Howard Marks: Why I’m cautiously buying

FORTUNE — Howard Marks, the founder of the $79.5 billion Oaktree Capital, sent out his latest 13-page investment letter last week. The missive, titled “What’s Behind the Downturn,” lays out how a confluence of current events has weighed on markets and caused some of the most volatile trading days we’ve seen in years. (In August, for example, the Dow either rose or fell by at least 400 points for four days in a row.)

Marks notes that financial markets unravel when presented with more than one problem at a time, citing as examples 1990 (the LBO collapse, the Gulf War, the government crusade against Michael Milken), 2002 (9/11, the tech collapse, Enron), and 2008 (the mortgage meltdown, the structured finance collapse, the collapse of the banks).

And in Marks’ estimation, this downturn is no different. He points out that this summer Wall Street had to digest the “bitterly disappointing” debt ceiling game of chicken, Standard & Poor’s downgrade of the U.S. government, worries in Europe, and increasing evidence that China is not an unstoppable economic miracle.

Little wonder that Marks predicts a sluggish recovery and an overhang of low consumer confidence (but not a double dip recession); and he’s reluctant to go too far down the credit quality curve or take on leverage.

But he adds that that the market swings were more a change in psychology than in fundamentals, and that sentiment may have become too negative.

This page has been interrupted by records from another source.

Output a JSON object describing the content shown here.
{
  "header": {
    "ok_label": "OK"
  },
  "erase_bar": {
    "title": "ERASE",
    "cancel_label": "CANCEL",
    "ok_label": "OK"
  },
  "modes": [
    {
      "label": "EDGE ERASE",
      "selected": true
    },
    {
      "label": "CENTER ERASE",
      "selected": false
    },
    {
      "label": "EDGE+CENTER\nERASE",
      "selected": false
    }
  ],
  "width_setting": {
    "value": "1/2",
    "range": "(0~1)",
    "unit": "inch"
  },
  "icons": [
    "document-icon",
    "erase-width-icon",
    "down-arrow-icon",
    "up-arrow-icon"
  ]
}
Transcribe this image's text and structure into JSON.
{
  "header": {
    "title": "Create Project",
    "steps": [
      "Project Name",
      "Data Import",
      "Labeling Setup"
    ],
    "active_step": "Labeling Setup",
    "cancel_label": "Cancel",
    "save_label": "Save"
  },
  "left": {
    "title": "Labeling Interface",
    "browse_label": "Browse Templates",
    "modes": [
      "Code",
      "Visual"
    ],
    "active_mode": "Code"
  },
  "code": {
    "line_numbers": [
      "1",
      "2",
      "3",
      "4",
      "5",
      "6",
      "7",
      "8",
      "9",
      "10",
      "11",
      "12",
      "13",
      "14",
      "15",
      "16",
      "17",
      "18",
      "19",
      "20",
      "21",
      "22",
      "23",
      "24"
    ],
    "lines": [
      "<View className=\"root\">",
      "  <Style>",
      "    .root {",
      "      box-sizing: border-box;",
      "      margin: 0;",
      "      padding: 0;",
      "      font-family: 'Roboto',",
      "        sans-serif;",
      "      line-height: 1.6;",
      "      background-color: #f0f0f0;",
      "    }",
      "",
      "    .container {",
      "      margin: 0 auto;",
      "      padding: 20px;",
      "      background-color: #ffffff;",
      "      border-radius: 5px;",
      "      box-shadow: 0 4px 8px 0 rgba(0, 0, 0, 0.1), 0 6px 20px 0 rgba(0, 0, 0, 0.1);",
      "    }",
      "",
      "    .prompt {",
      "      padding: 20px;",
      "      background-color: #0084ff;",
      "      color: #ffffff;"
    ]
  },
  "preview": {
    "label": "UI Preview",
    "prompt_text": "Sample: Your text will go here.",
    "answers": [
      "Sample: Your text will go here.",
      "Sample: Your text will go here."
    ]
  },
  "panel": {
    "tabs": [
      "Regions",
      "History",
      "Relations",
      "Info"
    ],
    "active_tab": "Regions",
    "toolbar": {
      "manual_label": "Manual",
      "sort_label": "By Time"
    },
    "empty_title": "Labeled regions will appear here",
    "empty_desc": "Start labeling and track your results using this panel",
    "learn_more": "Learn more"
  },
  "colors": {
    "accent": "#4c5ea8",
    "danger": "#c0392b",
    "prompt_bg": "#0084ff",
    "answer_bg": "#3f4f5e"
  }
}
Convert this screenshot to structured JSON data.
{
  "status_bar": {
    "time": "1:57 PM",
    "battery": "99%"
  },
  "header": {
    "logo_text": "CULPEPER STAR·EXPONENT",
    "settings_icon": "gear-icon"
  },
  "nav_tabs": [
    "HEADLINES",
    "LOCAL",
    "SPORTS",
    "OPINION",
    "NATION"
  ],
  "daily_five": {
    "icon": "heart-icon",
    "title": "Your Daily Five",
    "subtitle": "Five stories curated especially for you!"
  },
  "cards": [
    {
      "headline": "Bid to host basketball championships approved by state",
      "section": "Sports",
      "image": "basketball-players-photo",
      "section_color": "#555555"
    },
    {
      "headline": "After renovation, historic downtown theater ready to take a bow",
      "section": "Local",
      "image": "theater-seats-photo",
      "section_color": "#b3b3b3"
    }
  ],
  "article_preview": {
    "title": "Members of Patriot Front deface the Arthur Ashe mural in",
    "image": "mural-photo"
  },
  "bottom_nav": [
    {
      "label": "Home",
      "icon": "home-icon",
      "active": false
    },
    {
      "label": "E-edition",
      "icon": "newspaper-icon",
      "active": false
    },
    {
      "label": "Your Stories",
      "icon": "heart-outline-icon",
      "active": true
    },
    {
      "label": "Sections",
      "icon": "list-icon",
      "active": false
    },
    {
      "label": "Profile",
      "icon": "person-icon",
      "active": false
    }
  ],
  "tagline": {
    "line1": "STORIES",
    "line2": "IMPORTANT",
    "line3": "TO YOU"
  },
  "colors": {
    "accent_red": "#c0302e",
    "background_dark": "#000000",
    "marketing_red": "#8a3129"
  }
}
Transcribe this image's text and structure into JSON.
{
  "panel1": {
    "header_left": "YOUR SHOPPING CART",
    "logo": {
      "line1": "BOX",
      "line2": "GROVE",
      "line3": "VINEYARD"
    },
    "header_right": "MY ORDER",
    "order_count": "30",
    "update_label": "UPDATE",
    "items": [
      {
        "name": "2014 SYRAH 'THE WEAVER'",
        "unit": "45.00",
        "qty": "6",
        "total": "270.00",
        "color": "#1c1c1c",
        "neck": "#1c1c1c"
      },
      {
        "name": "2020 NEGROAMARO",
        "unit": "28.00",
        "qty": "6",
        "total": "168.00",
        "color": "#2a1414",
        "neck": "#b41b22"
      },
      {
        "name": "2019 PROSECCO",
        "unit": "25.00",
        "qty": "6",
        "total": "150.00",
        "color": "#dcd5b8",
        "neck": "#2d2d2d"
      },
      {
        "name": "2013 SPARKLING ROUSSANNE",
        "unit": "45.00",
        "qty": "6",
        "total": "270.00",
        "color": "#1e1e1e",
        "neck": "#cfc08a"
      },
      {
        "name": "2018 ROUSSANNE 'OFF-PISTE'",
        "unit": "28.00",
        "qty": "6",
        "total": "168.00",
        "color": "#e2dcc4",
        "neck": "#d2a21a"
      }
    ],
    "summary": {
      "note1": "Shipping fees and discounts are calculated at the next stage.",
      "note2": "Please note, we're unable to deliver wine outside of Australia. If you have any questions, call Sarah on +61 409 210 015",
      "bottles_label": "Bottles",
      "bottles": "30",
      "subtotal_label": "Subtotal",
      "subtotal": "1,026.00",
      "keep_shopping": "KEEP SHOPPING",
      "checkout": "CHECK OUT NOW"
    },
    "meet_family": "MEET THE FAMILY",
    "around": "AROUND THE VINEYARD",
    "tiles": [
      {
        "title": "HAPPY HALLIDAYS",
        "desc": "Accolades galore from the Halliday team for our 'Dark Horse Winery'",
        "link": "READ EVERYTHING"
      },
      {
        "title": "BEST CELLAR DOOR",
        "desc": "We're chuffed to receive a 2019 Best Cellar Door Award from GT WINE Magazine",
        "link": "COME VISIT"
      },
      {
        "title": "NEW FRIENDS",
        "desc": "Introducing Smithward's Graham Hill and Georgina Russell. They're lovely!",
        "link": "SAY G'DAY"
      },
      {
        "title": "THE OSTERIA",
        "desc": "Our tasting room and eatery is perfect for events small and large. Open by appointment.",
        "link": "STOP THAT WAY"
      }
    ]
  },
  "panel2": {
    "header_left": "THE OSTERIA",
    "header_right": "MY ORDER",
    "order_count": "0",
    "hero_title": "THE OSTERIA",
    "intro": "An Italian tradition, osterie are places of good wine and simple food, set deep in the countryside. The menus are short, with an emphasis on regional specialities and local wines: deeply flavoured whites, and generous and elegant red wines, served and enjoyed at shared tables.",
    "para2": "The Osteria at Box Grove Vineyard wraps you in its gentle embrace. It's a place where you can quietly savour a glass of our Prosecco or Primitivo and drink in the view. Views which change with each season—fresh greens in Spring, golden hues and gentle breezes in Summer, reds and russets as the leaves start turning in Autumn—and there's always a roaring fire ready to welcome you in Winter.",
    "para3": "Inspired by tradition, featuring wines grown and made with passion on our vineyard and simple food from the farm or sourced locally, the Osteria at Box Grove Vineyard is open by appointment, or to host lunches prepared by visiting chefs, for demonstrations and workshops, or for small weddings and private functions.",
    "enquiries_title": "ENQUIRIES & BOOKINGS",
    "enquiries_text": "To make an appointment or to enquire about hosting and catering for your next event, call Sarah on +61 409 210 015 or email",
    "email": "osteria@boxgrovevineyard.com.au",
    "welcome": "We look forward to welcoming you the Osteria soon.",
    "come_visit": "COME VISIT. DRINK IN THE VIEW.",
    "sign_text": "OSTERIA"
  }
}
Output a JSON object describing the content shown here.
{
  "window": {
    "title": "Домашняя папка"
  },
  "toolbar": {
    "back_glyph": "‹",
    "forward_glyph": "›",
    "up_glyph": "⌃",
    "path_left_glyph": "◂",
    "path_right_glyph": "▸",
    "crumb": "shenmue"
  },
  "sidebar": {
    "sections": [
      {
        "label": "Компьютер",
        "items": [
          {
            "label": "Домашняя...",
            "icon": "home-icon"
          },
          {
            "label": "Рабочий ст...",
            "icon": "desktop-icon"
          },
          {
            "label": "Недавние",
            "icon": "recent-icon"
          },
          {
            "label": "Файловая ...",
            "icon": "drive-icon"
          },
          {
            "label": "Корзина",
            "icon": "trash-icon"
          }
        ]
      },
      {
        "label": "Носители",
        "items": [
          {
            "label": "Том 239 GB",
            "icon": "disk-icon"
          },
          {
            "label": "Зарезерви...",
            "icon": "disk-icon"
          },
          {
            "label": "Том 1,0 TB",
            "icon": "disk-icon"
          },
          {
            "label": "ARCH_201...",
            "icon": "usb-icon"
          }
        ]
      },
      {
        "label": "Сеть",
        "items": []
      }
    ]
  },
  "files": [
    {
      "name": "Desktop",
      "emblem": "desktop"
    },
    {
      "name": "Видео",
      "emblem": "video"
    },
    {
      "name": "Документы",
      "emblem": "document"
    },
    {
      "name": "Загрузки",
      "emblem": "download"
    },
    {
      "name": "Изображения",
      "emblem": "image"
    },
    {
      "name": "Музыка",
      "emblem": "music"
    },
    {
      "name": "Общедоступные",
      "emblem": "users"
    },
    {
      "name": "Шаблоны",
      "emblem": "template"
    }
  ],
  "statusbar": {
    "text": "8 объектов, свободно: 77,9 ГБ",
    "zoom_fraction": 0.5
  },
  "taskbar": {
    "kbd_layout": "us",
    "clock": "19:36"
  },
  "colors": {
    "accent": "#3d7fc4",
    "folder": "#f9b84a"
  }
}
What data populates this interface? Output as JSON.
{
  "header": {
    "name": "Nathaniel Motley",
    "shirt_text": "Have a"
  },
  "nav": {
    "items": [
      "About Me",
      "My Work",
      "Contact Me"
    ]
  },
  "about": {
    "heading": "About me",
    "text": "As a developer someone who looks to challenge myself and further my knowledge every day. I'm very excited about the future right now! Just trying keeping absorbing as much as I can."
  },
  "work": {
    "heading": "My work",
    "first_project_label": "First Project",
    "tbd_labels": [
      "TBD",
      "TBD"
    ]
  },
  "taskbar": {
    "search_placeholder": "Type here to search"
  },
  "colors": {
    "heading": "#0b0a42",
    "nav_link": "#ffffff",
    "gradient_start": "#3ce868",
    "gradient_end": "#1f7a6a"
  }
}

“With the strong flight to the perceived safety of Treasurys and the pronounced cheapening of everything else, the dearth of bargains that I bemoaned a few months ago is much eased,” Marks writes. “Nobody waves a banner when assets have gotten cheap enough, but it’s incumbent on investors to recognize things like these and react appropriately, rather than follow the herd.”

Marks sees bargains and buying opportunities in fixed income, as high-yield bond mutual funds sell into the panic and the spread between junk bonds and Treasuries widens well above historic averages.

So while he is still incredibly cautious on the U.S. economy, Marks writes: “Thus right now I would be a better buyer, albeit in moderation since fundamentals still pose threats.”